Luminary Lane: Auckland street lights up for Matariki

Taurima – a new series of light installations on Auckland’s Elliott Street - will become a Matariki Festival must-see because the crochet-like neon artworks floating above the street are spectacular, and because they uncover the street’s long culinary history.

Aucklanders and visitors will see pātaka kai [food storehouse] symbolism suspended above the street in quirky fluoro-neon art created by Lissy Robinson-Cole (Ngāti Kahu, Ngāti Hine), Rudi Robinson-Cole (Waikato, Ngaruahine, Ngāti Pāoa, Te Arawa), Ataahua Papa (Ngāti Korokī Kahukura, Ngāti Mahuta) and Angus Muir Design.

Taurima marks the street’s origins in hospitality. In 1987, archaeologists found Elliott Street was likely to have been a place of gathering food all along. They found evidence indicating people harvested and provided food here for the best part of 500 years.

Excavations found three ketu [wooden digging sticks] once used as gardening tools, fragments of harakeke [flax] for weaving, fragments of other wooden tools and a shell midden.

Radiocarbon-dated hīnau berries from the midden pointed to the influence of early Māori settlers in the Waihorotiu Valley from around 1400 to 1530.

500 years ago - and equally in 2023 - welcoming manuhiri [visitors] to one’s takiwā [region] is central to the role and responsibility of tangata whenua.

At the heart of this manaakitanga [hospitality] and welcoming is knowledge of your whenua [land] and moana [sea]. That knowledge allows you to sustainably manage your resources and extend care and generosity to all who have cause to visit.

One definition of the term Taurima is to treat with care. Taurima expresses this philosophy as part of Matariki ki te Manawa – Matariki at the heart - part of Matariki Festival.

Matariki is a season of celebrating and expressing the functions of sharing kai, but also serves to celebrate the special native and natural kai of Tāmaki Makaurau.
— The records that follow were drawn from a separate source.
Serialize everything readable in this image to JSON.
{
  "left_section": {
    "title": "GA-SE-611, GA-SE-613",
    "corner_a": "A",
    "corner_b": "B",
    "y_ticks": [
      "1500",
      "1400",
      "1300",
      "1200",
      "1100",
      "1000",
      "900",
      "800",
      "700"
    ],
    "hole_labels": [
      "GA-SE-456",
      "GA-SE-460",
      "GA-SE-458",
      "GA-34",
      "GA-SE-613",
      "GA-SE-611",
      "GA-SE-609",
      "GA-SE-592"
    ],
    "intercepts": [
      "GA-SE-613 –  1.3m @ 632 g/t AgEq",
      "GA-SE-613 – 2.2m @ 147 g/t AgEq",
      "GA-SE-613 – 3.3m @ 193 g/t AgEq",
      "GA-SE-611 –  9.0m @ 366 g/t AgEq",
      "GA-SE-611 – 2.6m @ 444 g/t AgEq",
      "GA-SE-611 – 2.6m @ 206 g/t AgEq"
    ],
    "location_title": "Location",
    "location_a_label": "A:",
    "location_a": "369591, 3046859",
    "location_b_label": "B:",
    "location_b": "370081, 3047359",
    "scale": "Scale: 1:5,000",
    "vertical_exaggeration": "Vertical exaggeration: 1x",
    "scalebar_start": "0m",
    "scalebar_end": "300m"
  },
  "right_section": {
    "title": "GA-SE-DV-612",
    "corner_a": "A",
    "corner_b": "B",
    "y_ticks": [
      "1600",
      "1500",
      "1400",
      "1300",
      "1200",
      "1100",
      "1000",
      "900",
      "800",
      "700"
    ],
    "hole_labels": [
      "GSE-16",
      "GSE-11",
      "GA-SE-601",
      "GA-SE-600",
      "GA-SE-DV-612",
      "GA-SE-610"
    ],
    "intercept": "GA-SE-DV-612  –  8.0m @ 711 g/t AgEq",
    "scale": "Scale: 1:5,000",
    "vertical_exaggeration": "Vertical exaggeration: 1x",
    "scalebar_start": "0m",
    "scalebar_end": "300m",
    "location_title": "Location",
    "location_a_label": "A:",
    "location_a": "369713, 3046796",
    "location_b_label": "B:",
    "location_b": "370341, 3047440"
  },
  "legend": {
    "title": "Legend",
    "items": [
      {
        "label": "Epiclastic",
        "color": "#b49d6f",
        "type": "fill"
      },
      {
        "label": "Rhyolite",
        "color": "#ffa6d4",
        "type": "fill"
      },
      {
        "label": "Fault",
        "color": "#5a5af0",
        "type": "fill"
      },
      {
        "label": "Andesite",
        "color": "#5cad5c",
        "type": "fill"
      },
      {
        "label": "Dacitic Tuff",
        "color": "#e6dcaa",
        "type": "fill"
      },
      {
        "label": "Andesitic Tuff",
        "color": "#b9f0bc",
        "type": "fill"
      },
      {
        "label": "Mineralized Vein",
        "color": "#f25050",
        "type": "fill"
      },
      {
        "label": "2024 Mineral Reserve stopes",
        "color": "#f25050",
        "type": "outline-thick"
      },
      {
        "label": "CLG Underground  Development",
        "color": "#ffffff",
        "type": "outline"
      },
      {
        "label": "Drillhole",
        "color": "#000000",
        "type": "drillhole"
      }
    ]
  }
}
You are invited to celebrate Elliott Street’s origins and its current eat-street vibe this Matariki season - via everything from street eateries to a bakehouse to underground restaurants and late-night hospitality.

Up to July 22, Matariki Festival will fill Tāmaki Makaurau with learning experiences, lighting splendour, storytelling, kōrero, music, art and much more. The Taurima installation will be up on Elliott Street until October, bringing history full circle.

Some of the activations for Matariki ki te Manawa are traditional, others are contemporary; all are deeply felt as we immerse ourselves in te ao Māori [the Māori worldview] and celebrate this special time of year.